Overcoming the obstacles holds promise for achieving the ultimate goal of effective and safe medication to targeted patients with appropriate genotypes[Qiang and Anthony,2011].
Metformin, an oral glucose-lowering drug, is widely used to treat type 2 diabetes and to delay or prevent its onset in people at high risk of the disease [Diabetes Care., 2011]. Metformin is actively transported into the liver, where it exerts its primary action, and then is actively transported from the liver into bile and blood stream. Elimination from the liver is mediated in part by the multidrug and toxin extrusion protein (MATE1), a membrane-bound transporter protein [Ostuka et al., 2005]. Aim of work:
1- Analyze the frequency of MATE gene among the Metformin non responder Egyptian Diabetic patients.

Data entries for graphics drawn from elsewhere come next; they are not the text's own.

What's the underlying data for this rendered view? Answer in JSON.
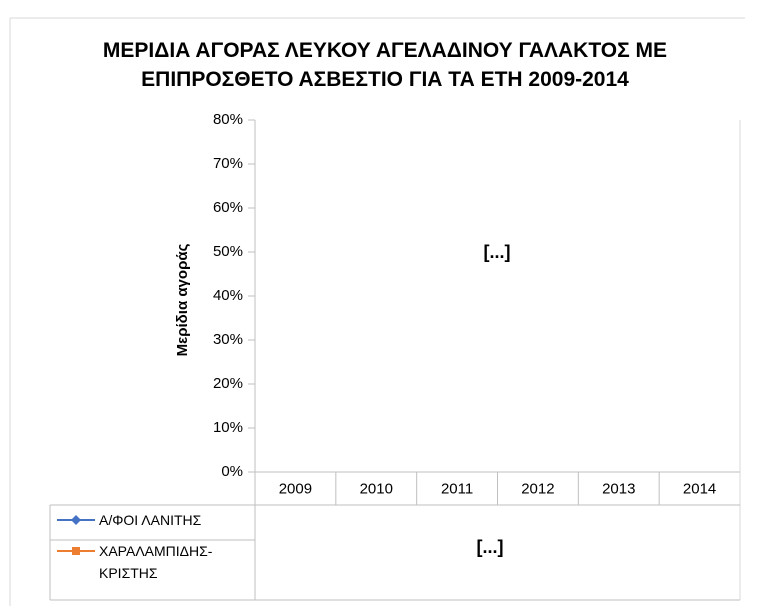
{
  "chart_data": {
    "type": "line",
    "title": "ΜΕΡΙΔΙΑ ΑΓΟΡΑΣ ΛΕΥΚΟΥ ΑΓΕΛΑΔΙΝΟΥ ΓΑΛΑΚΤΟΣ ΜΕ ΕΠΙΠΡΟΣΘΕΤΟ ΑΣΒΕΣΤΙΟ ΓΙΑ ΤΑ ΕΤΗ 2009-2014",
    "y_label": "Μερίδια αγοράς",
    "categories": [
      "2009",
      "2010",
      "2011",
      "2012",
      "2013",
      "2014"
    ],
    "series": [
      {
        "name": "Α/ΦΟΙ ΛΑΝΙΤΗΣ",
        "color": "#4472c4",
        "values": [
          null,
          null,
          null,
          null,
          null,
          null
        ]
      },
      {
        "name": "ΧΑΡΑΛΑΜΠΙΔΗΣ-ΚΡΙΣΤΗΣ",
        "color": "#ed7d31",
        "values": [
          null,
          null,
          null,
          null,
          null,
          null
        ]
      }
    ],
    "annotations": [
      "[...]",
      "[...]"
    ],
    "ylim": [
      0,
      80
    ],
    "yticks": [
      {
        "value": 0,
        "label": "0%"
      },
      {
        "value": 10,
        "label": "10%"
      },
      {
        "value": 20,
        "label": "20%"
      },
      {
        "value": 30,
        "label": "30%"
      },
      {
        "value": 40,
        "label": "40%"
      },
      {
        "value": 50,
        "label": "50%"
      },
      {
        "value": 60,
        "label": "60%"
      },
      {
        "value": 70,
        "label": "70%"
      },
      {
        "value": 80,
        "label": "80%"
      }
    ]
  }
}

2-demonstrate the role of rs2289669 polymorphism on Metformin response.
Patients and Methods:
This study included 44 newly diagnosed type 2 diabetic patients (Sample size was calculated using whom HbA1c is between 7.5 and 8.5 % and their age ranged from 30 to 60 years old.
Patients were instructed for life style modification regarding eating and exercise and were given metformin alone with regular follow up of their fasting and post prandial blood glucose monthly and at the end of study HbA1c was repeated and patients are divided into 2 groups (responders and non responders).
Genomic DNA extraction and analysis using PCR followed by sequencing analysis of rs2289669 polymorphism in the gene encoding MATE1 (SLC47A1) was done for each patient.
Results:
The decrease of HbA1c was highest in AA genotype (-0.71+0.26) followed by AG genotype (-0.57+0.35), and lowest found in GG genotype (-0.23+0.3)
Conclusion:
The rs2289669 G>A polymorphism of the MATE gene was associated with an increased glucose-lowering effect, implying that the gene with the A allele encodes a MATE1 efflux transporter less effective in transporting metformin.